No, not those girls. We're all keeping our shirts on here. I'm talking about the four-legged variety of females, two of whom have been dominating my free time lately as we've hit a few Senior Pro Rodeos.
First there's Tick, who I've mentioned here before. She's a mare we raised sort of by accident, when the stud colt my uncle Rex gave to my cousin next door got over the fence and cozied up with our good brood mare, Singe. To say Tick has exceeded all expectations for a catch colt would be putting it mildly. First year out of the gate as my number one rope horse she's handled most everything I've thrown at her with the exception of some smokin' fast Longhorns down in southern Montana, and even that didn't blow her mind the way it would the majority of green horses.

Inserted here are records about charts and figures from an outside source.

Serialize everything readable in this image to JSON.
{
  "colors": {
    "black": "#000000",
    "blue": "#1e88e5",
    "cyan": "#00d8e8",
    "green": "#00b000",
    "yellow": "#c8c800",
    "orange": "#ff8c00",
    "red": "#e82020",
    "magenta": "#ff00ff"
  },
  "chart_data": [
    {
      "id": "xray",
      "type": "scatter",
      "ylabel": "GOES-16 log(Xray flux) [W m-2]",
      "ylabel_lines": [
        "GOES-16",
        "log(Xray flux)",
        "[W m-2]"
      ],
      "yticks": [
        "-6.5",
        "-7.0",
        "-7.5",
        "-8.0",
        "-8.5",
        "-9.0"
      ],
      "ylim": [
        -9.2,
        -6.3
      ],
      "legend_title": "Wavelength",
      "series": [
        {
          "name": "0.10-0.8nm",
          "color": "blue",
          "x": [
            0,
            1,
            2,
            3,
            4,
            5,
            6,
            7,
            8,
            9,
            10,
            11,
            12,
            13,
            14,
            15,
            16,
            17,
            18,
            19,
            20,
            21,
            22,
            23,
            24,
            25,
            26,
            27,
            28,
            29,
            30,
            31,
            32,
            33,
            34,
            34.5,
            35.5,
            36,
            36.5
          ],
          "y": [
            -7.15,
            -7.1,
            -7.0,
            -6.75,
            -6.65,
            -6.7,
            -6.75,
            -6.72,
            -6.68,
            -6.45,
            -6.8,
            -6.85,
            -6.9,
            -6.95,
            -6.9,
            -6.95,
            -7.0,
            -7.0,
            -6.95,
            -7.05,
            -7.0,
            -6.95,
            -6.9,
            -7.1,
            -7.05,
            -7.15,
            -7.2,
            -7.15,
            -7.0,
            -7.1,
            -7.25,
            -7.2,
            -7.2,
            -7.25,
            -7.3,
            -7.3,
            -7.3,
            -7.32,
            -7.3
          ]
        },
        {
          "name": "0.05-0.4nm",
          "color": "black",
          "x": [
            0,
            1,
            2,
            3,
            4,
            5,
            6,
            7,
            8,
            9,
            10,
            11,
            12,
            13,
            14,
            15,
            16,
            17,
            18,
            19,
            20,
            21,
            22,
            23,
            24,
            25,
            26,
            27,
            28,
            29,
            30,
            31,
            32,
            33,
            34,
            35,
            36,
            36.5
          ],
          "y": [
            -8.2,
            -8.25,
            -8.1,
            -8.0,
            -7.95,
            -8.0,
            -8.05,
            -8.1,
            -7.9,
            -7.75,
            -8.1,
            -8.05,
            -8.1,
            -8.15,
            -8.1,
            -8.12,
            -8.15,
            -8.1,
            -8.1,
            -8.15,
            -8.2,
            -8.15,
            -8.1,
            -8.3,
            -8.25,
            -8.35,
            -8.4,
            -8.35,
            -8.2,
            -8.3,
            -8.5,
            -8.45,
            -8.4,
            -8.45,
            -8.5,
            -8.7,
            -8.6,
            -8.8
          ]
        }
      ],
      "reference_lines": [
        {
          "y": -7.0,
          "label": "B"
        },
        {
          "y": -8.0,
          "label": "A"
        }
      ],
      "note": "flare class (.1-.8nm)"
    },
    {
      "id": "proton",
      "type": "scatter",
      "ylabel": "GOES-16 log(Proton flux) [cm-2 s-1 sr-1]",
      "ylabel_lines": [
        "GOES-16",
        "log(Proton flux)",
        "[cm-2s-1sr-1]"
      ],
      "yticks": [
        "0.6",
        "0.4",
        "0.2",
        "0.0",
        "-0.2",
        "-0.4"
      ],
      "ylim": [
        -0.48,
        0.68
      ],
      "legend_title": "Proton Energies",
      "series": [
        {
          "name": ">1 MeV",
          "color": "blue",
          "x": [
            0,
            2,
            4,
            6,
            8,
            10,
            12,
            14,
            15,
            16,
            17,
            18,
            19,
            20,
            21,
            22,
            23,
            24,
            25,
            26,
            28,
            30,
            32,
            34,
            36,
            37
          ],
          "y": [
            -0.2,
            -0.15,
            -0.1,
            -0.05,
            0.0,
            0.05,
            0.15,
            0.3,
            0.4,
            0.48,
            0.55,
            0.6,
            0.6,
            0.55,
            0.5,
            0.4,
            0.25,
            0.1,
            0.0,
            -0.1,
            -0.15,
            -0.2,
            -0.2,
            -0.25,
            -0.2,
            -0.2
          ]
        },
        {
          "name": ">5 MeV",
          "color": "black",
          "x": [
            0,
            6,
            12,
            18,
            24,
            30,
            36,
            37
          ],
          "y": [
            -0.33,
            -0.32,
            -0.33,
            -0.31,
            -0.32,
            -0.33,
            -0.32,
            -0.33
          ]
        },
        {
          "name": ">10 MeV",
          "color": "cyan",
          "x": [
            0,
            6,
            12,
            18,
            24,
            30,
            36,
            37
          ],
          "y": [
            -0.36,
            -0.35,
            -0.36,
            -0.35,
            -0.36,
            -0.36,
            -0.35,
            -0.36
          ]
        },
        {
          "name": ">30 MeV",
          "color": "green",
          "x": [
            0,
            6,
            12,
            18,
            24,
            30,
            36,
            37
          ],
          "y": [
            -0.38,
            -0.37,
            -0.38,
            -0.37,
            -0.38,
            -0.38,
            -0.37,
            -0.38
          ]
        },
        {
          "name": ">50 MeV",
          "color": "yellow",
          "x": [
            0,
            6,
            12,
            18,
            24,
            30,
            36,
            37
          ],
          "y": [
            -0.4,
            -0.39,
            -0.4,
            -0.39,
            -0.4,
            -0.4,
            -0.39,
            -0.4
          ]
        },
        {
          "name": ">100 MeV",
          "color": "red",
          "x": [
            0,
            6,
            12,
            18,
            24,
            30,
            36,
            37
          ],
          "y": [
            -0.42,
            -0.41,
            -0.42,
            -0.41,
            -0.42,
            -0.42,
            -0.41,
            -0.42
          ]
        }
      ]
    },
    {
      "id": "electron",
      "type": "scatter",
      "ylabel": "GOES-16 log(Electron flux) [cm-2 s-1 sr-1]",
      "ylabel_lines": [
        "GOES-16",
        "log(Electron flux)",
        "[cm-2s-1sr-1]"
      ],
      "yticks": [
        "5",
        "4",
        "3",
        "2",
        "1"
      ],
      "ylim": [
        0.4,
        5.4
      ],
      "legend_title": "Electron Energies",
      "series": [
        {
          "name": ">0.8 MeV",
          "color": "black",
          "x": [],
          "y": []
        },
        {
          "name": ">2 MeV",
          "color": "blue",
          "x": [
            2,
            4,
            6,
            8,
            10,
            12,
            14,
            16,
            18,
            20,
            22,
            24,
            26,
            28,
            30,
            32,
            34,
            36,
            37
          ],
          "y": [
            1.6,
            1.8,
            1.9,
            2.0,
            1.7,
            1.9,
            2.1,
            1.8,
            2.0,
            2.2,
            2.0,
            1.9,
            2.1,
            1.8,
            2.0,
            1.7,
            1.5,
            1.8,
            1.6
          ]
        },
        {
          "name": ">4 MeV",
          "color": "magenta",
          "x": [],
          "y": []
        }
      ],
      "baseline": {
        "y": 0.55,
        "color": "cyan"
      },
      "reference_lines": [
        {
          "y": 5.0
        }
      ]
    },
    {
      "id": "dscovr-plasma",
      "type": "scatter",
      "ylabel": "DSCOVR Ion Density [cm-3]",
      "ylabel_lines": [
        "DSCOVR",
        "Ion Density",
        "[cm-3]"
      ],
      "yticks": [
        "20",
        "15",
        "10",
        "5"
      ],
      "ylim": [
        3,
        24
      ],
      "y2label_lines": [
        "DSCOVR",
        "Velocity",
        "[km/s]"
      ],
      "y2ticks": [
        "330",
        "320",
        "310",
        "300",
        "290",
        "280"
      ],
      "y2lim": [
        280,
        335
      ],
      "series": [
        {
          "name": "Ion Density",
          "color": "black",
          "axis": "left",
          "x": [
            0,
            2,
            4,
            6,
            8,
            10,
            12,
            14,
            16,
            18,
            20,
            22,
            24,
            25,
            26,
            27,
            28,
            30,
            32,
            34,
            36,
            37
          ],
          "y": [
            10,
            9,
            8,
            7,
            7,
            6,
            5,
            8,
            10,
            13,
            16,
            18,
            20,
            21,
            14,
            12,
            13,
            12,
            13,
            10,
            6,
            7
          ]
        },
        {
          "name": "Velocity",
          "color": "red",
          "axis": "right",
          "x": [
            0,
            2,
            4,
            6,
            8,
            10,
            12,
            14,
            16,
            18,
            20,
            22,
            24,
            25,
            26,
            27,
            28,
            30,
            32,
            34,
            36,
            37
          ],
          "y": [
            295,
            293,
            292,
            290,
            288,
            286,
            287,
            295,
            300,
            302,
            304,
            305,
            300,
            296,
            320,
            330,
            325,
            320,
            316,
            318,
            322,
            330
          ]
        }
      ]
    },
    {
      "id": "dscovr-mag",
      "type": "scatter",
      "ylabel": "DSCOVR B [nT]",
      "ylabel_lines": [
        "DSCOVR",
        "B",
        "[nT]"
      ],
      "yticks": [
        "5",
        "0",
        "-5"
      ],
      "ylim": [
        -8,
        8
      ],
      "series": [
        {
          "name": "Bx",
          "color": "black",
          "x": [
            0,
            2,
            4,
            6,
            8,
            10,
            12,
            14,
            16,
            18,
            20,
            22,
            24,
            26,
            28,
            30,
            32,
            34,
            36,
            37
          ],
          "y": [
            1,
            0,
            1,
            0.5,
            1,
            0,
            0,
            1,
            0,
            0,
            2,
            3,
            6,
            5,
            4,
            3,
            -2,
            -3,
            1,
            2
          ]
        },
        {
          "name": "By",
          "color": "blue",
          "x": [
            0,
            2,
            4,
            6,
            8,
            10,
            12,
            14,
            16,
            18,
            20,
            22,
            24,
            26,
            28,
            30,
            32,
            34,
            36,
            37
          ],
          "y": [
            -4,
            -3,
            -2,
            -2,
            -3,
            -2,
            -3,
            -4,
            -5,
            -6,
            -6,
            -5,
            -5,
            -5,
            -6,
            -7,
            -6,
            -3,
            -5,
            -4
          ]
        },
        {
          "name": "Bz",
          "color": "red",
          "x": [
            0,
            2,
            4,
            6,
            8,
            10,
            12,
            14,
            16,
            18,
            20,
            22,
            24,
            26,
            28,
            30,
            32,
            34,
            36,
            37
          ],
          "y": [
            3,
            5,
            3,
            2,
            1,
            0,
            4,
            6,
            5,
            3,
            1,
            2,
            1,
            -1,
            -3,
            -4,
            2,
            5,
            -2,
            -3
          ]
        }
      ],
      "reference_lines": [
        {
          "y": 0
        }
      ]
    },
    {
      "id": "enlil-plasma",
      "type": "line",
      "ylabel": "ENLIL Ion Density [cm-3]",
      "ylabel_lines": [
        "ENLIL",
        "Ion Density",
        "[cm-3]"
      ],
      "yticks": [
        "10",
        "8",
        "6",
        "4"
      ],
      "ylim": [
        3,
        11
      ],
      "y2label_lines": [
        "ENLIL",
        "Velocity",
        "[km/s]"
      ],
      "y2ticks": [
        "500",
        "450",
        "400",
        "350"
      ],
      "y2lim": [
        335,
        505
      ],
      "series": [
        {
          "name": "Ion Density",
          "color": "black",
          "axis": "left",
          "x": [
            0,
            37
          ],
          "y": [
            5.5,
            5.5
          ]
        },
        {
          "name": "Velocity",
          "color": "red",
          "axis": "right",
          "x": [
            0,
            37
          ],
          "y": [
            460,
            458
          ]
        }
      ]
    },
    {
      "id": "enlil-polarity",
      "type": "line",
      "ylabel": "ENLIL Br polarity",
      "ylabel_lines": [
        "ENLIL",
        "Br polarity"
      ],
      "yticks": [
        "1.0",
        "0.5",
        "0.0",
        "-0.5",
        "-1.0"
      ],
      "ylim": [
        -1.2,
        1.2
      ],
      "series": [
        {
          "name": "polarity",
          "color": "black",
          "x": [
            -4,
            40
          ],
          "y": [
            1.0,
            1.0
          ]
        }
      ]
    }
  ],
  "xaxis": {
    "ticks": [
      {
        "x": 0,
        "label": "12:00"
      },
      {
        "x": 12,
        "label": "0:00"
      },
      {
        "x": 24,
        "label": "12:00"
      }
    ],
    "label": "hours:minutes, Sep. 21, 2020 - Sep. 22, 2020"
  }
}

She's working so well, in fact, my dad switched over to riding her in the 70+ men's breakaway at the last few rodeos. Sunday in Nanton, Alberta the two of them made this first place run:
The second horse in my life at present is Pocket. How we ended up where we are is beyond me. I gave up barrel racing for good back in 2002, and at sixteen she's years older than the average novice horse, due to an unfortunate series of setbacks. First she got wire cut, one of several horses we thought might be crippled for life after something stampeded them through a barbed wire fence out in one of the big pastures one night. We can only speculate what it might have been: bear, wolf, or possibly a moose, which horses are terrified of for some reason.
It took half of a year, but Pocket recovered from her horrific cuts...only to get accidentally bred by a yearling stud colt who shouldn't have been old enough to do the deed, so she lost another year. By the time she was broke enough to start roping on she was seven years old, and the perfect size for me, right at fourteen hands (that's 4 feet 8 inches at the whithers for non-horse folks, which is small, which is why she's named Pocket). Then she got wire cut again, so she was off for another half a year. All in all, not the luckiest horse on the planet.
But finally she was sound, broke (pretty much) and ready to go, the obvious successor to Em the Magnificent. There was only one small problem. Pocket absolutely, positively hated roping. She balked. She bucked. She jabbed her front feet in the ground so hard when she stopped she nearly crippled my husband for life. And no matter what we did, instead of getting better it just kept getting worse.
After one particularly frustrating practice session I threw up my hands and said forget it and took her around the barrels instead. My dad had taught her the pattern the way he did all of our colts back in the old days, but he'd never really run her at them. I did. And she did...turn and run, I mean. And even more amazing, she seemed to like it! I got fired up and took her to a couple of jackpots in Browning, and one in Cardston, and she showed some serious promise.
And then came the winter from hell, followed by a summer when it rained so much we never got into our outdoor arena, and I was so busy with work I never managed to get Pocket in out of the pasture. Ditto for the next summer. And the next. Finally, this spring, I made up my mind I had to do something with her. And damned if it isn't like she'd been practicing without me, because she came back even better than when I got off her three years ago. Since finding time to haul her to any novice horse events wasn't happening, I decided to enter up at the Senior Pro Rodeos. This is her second run at Nanton. The time is about a second off of what it took to win money, which is pretty amazing given her experience level::
(Yeah, the video runs on there at the end. First time using the iPad as a video camera, there was a Off button malfunction.)
So here I am, a confirmed roper with a sixteen year old colt that seems determined to run barrels. Thanks to her scars and her attitude I can't guaranteed her sound of body or mind, so I can't sell her. Nope, I'm pretty much stuck with her. Guess we'll just keep entering and see where it takes us.